Ryo Narushima soll seine Eltern umgebracht haben. Da er erst 16 Jahre alt ist, fährt er in eine Jugendstrafanstalt ein. Etwas Schlimmeres konnte ihm wohl kaum passieren, denn hier sieht sich der eher feingeistig wirkende Junge tagtäglich den Repressalien seiner Mitinsassen ausgesetzt. Als es unerträglich wird, nimmt sich der Karate Meister Kenji Kurokawa des Jungen an und lehrt ihn effektive Kampfsportkniffe, mittels derer sich Ryo fortan den Respekt der anderen Gefangenen erkämpft. Jahre später wird Ryo wieder auf freien Fuß gesetzt. Doch so recht will er mit dem Leben außerhalb der Gefängnismauern nicht klarkommen. Also versucht er, sich Ziele zu setzen. So will er seine in die Prostitution abgerutschte Schwester finden und den ultimativen Kampfsportchampion des Landes schlagen. Auf dem Weg dahin muss er einige Rückschläge hinnehmen …

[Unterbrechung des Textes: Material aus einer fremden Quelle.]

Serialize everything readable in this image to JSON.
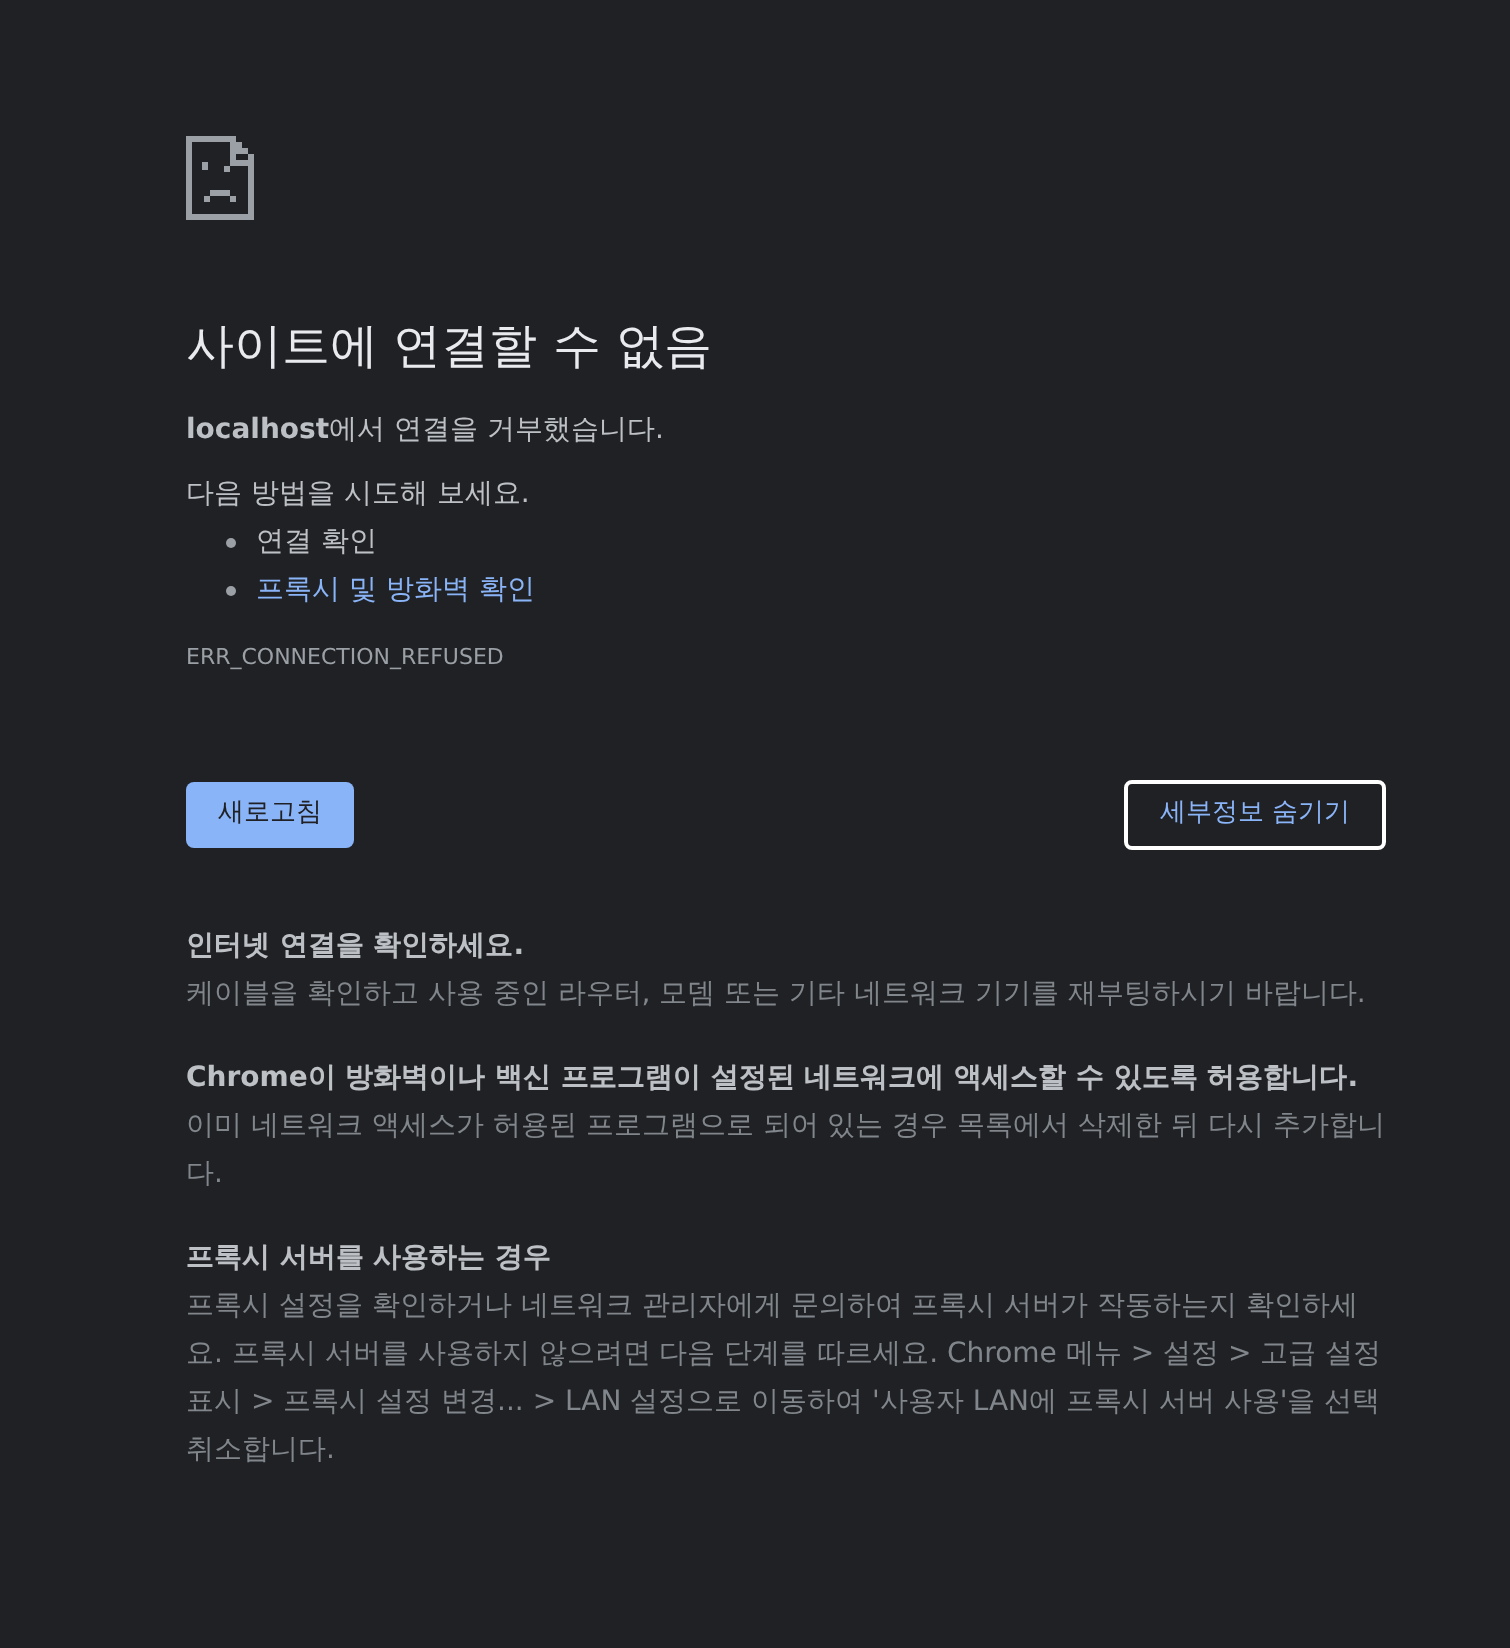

Zugegeben, die Story von Shamo klingt aufs Wesentlichste herunter gebrochen vollkommen 0815 und scheint die typischen Martial Arts Themen pflichtbewusst abzuhaken: Typ wird gedemütigt, findet Lehrer, der ihn Selbstbewusstsein mittels Kampfsport lehrt, und steht am Ende seinen Peinigern in einem alles entscheidenden Kampf gegenüber. Das kennt man dank diverser Jackie Chan, Jean Claude van Damme und Karate Kid Kracher hinlänglich. DOCH sollte man Shamo nun nicht voreilig abschreiben und sich ins Gedächtnis rufen, wer Shamo gemacht hat. Pou-Soi Cheang ist sein Name. Dieser hat vor einiger Zeit mit Dog Bite Dog den meines Erachtens tollwütigsten und heftigsten Beitrag zum Thema Eskalation einer Gewaltspirale abgeliefert und auch mit seinen Werken vor jenem Film bewiesen, dass versöhnliche Themen nicht wirklich sein Metier sind.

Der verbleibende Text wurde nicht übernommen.